Voyez donc: où êtes-vous? Est-ce le crépuscule? est-ce l’aurore? Vous n’avez plus de christianisme. Qu’avez vous donc? des chemins de fer, des fabriques, des chimistes, des mathématiciens. Oui, le corps est mieux, la chair souffre moins, mais le cœur saigne toujours. L’âme, l’âme, la sentez-vous se déchirer, quoique l’enveloppe qui la renferme soit calme et bienheureuse? Voyez comme elle s’abîme dans le scepticisme universel, dans cet ennui morne qui a pris notre race au berceau, tandis que la politique bégaye, que les poètes à peine ont le temps de cadencer leur pensée et qu’ils la jettent à demi écrite sur une feuille éphémère, et que la balle homicide éclate dans chaque grenier ou dans chaque palais qu’habitent la misère, l’orgueil, la satiété!
Les questions matérielles sont résolues. Les autres le sont-elles? Je vous le demande. Dites-le-moi. Et tant que vous n’aurez pas comblé cet éternel gouffre béant que l’homme a en lui, je me moque de vos efforts, et je ris à mon aise de vos misérables sciences qui ne valent pas un brin d’herbe.
Vienne donc maintenant un homme comme Rabelais! Qu’il puisse se dépouiller de toute colère, de toute haine, de toute douleur! De quoi rira-t-il? Ce ne sera ni des rois, il n’y en a plus; ni de Dieu, quoiqu’on n’y croie pas, cela fait peur; ni des jésuites, c’est déjà vieux.
Mais de quoi donc?
Le monde matériel est pour le mieux, ou du moins il est sur la voie.
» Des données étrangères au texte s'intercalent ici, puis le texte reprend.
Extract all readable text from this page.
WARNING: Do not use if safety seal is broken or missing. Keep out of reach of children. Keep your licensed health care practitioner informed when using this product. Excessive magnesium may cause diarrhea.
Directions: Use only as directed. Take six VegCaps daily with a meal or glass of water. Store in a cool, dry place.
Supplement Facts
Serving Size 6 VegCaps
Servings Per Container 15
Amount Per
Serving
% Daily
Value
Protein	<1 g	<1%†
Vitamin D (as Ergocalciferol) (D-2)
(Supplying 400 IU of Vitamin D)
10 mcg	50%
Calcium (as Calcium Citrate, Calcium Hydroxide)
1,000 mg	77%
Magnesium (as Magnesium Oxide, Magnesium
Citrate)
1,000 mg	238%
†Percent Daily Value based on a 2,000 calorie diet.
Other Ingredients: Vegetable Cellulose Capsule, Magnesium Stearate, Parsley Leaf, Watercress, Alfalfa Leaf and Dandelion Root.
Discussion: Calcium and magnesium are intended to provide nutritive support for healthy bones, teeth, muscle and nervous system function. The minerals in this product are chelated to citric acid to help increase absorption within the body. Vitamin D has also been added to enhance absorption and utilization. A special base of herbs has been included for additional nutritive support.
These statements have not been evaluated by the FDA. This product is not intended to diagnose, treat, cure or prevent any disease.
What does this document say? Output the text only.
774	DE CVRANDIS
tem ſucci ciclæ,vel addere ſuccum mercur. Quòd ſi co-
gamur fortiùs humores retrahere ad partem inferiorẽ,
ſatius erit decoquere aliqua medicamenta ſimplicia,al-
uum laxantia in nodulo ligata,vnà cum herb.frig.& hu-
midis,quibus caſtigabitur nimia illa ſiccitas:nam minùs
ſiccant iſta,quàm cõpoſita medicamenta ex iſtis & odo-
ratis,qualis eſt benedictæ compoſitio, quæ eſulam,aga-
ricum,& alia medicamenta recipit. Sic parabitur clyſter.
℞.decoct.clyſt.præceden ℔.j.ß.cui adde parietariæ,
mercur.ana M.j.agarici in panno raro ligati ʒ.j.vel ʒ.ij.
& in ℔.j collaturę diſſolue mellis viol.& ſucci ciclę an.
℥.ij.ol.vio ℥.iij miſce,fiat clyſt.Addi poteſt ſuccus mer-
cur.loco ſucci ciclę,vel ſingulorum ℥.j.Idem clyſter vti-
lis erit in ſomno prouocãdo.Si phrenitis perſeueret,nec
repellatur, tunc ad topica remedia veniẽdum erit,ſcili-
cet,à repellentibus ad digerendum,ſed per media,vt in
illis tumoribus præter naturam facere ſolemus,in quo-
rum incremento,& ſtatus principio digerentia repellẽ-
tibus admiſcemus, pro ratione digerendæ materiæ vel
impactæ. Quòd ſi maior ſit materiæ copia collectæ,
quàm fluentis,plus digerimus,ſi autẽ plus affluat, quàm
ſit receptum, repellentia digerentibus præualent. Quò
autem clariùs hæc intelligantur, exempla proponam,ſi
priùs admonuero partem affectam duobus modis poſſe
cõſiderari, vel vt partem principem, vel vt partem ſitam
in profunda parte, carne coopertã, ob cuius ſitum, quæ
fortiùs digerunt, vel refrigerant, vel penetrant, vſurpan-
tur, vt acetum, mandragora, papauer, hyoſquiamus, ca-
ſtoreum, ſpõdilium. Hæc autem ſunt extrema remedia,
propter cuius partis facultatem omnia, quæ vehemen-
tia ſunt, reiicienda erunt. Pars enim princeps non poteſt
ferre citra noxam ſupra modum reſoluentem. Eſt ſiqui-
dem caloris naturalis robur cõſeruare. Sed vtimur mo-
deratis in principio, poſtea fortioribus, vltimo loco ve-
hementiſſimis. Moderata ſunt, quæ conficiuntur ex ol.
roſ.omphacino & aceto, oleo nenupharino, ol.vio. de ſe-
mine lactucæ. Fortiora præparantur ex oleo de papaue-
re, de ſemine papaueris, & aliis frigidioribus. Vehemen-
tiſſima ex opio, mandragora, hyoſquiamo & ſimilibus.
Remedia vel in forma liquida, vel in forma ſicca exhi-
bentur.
Mais l’autre? Il aurait beau jeu. Et si le poète pouvait cacher ses larmes et se mettre à rire, je vous assure que son livre serait le plus terrible et le plus sublime qu’on ait fait.
NOTE.
Cette étude sur Rabelais a paru pour la première fois dans Par les Champs et par les Grèves, Paris, Charpentier, éditeur, 1886. Le manuscrit n’est pas daté, mais une allusion y est faite dans la Correspondance en 1839.